Good luck to all of the candidates!


> Super User's broad scope overlaps with several other Stack Exchange sites, including but not limited to Ask Different, Ubuntu, Server Fault, Unix & Linux, Software Recs, and others. How do you intend to handle issues of scope overlap? How would you handle a flag suggesting that a question about OS X be migrated to Apple.SE, or a question about bash migrated to U&L?

> Stack Exchange has established quite a few norms over the last years, which dictate the default action to be taken in several situations. After a few weeks of moderating, you find yourself in strong disagreement with one of these policies. Would you take different actions and deviate from the norm based on your personal assessment of the situation, or would you follow the established rules in order to keep the moderation coherent? If you thought a policy needed changing, how would you approach that?

> Super User is a community of people, and often people disagree (whether on the topicality of the question, correctness of an answer, etc). While many users discuss things civilly, some don't. What is your approach on handling arguments that get out of hand, or are distracting from the original topic?

> A diamond will be attached to everything you say and have said in the past, including questions, answers and comments. Everything you will do will be seen under a different light. How do you feel about that?

> Topicality (that is, whether a question is on-topic or off-topic for the site) is broadly described in the Help Center, but there are often questions that test the boundaries of the topicality guidelines, causing some users to disagree on the topicality of a question. Describe in a few sentences your personal view on the topicality rules of Super User, and how you might apply them as a moderator. You may cite other content on the network as a reference for your answer, but answer in your own words.

> How would you deal with a user who produced a steady stream of valuable answers, but tends to generate a large number of arguments/flags from comments?

> How would you handle a situation where another mod closed/deleted/etc a question that you feel shouldn't have been?

> What will you do to breathe life back into my the Super User Blog?

> A user takes major offense at content in another user's profile (e.g. about me text, or avatar) and repeatedly flags posts by that other user within a few hours, demanding that you remove the offending content from the profile. You look at the user profile, and it doesn't appear to be against the rules. Neither user is available in chat. What do you do?

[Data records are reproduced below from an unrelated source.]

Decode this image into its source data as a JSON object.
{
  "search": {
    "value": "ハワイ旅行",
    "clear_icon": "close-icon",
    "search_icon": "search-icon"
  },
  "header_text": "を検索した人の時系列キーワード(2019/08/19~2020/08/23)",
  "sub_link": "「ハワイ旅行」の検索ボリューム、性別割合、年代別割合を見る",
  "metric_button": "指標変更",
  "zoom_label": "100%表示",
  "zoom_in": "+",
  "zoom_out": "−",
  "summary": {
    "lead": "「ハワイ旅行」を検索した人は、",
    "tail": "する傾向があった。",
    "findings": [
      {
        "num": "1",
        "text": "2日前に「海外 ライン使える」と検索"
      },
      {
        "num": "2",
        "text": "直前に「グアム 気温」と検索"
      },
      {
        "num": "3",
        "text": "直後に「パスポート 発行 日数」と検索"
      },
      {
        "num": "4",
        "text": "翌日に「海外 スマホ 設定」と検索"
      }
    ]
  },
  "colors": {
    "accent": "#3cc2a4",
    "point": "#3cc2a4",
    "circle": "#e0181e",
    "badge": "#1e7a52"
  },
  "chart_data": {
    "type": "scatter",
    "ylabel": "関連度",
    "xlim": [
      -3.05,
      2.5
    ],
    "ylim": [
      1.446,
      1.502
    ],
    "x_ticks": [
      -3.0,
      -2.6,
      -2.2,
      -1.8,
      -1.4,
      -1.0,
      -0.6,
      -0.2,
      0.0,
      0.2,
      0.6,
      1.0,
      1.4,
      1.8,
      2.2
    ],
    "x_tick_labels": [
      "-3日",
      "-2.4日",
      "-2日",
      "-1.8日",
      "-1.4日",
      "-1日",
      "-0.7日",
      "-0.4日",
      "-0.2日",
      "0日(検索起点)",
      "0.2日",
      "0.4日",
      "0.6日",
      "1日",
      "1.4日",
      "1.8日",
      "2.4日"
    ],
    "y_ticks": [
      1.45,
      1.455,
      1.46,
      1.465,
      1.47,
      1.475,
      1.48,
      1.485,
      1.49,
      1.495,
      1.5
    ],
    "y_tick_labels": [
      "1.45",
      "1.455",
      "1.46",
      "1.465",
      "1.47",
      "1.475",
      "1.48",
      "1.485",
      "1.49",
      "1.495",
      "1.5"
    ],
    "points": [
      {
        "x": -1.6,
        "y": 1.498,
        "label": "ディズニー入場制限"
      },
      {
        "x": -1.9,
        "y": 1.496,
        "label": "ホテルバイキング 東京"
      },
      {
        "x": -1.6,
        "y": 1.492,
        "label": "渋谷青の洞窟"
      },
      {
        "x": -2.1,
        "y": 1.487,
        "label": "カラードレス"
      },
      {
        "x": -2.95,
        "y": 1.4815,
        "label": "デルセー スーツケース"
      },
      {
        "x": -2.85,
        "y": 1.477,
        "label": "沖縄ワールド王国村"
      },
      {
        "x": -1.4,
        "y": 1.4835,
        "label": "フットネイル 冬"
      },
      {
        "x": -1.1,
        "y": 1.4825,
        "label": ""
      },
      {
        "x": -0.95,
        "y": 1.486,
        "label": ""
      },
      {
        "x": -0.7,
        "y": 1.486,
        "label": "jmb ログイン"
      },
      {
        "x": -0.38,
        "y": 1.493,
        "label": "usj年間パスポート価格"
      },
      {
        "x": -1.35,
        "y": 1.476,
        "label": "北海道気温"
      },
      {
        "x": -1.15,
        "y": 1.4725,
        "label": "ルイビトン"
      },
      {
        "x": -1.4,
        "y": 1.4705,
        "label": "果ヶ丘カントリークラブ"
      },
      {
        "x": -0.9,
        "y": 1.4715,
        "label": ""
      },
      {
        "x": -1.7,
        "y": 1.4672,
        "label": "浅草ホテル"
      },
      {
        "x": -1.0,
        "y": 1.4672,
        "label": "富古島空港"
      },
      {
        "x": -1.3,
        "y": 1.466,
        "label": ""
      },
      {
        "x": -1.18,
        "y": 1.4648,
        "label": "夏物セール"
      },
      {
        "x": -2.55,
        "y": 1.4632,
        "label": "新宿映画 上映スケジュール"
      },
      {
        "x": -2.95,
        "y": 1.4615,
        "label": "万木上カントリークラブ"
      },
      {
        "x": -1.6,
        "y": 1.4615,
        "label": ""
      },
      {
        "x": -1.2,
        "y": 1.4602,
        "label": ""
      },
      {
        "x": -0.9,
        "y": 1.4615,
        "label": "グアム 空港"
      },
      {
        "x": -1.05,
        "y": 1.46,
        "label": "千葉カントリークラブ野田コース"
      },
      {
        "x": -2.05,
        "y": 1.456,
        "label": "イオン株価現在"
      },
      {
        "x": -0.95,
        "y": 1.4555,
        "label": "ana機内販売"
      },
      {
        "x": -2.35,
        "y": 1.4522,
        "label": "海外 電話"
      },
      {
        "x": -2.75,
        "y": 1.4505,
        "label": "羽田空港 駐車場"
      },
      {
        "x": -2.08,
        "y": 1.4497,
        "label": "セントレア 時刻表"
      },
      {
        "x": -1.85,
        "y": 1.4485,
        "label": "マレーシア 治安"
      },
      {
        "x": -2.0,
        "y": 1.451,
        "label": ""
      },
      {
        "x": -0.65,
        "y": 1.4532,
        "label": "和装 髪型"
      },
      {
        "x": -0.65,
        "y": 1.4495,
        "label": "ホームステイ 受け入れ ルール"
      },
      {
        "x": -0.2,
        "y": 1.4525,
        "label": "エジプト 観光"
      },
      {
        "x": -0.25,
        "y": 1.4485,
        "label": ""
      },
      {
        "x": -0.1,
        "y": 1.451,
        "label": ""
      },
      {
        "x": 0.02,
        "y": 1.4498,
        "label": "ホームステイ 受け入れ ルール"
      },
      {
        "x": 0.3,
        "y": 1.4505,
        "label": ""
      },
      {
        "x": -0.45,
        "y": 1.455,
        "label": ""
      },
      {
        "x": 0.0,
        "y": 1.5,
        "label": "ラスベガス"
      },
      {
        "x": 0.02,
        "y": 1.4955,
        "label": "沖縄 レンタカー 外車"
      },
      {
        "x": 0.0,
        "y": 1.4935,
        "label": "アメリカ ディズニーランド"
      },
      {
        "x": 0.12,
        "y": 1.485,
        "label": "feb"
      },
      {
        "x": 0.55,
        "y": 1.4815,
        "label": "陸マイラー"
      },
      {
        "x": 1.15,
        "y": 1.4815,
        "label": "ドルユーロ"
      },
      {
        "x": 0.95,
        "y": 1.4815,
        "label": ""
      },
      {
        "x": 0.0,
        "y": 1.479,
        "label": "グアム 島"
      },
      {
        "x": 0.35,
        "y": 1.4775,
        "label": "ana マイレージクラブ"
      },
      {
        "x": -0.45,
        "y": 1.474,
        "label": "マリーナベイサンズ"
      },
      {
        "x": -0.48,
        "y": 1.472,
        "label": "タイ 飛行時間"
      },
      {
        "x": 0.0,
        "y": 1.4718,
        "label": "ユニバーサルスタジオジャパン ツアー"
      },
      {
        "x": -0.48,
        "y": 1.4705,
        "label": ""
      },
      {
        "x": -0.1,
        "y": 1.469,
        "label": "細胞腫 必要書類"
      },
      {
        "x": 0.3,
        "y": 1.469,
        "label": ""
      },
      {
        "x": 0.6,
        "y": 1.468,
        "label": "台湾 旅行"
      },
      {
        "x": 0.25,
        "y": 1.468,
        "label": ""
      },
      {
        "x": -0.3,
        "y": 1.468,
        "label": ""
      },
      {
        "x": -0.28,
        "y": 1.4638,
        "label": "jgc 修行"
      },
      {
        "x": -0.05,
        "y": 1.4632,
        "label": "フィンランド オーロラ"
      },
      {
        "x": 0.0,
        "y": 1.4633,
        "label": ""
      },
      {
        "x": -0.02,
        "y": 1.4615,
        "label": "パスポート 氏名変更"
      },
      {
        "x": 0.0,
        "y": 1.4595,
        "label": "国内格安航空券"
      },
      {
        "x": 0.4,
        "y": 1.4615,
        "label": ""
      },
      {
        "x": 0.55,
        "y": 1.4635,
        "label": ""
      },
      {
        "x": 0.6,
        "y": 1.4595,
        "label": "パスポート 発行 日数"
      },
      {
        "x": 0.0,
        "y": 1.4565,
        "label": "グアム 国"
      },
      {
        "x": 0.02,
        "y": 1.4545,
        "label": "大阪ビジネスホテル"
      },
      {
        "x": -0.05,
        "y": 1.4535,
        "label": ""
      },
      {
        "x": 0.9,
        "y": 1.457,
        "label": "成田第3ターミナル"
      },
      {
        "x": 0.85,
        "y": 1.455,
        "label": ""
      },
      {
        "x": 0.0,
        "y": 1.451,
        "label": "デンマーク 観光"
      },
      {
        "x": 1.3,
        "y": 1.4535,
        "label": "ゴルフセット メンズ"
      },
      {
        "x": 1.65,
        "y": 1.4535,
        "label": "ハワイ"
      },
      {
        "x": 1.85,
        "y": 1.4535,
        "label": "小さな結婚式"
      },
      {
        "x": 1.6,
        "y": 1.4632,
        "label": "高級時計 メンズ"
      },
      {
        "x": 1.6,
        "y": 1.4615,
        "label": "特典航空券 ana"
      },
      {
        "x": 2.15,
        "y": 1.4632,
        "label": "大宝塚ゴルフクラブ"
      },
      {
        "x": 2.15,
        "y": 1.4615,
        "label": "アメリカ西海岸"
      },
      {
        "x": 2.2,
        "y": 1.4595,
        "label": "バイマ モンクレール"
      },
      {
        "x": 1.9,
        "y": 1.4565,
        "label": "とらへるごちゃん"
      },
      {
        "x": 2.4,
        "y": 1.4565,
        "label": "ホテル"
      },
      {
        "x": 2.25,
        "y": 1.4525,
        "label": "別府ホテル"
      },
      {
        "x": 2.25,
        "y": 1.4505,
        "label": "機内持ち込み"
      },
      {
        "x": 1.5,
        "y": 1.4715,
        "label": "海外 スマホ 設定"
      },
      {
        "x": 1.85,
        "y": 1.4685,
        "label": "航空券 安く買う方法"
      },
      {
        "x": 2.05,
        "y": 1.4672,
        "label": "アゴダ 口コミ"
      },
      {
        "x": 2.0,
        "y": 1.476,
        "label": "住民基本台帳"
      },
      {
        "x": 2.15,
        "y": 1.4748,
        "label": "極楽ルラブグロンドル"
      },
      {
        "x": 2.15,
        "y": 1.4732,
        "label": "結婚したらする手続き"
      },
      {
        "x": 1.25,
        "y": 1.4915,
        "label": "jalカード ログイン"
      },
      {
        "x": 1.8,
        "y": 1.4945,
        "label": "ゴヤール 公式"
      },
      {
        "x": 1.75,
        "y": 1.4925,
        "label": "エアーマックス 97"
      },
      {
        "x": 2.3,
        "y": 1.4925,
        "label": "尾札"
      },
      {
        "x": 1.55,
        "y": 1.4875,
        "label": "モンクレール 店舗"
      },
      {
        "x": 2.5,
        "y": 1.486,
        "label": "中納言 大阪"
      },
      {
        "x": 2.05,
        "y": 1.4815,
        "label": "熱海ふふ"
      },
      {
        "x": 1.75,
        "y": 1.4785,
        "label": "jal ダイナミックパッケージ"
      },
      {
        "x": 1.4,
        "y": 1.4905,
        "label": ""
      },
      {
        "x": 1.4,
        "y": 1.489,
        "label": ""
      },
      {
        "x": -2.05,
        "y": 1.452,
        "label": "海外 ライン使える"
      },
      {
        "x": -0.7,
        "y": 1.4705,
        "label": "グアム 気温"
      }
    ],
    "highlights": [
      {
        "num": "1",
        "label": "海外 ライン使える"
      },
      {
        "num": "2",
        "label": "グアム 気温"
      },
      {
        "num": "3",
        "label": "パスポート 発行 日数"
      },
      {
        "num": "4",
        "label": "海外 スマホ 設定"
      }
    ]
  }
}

> What is your current approach, overall, to handling new users when they come into the site and appear not to understand our rules/customs/guidelines? If you became a diamond moderator, how would that approach change, if at all? For the purposes of this question, you may assume that the new user is not posting something worthy of the "Spam" or "Offensive" flags; that would make the question too easy to answer ;) Instead, just imagine that the new user has posted an answer with quality problems, or asked a question in an "Answer" post, or asked a question that has been asked many times before and is widely duplicated -- something along those lines. Pick an example and explain how you deal with it.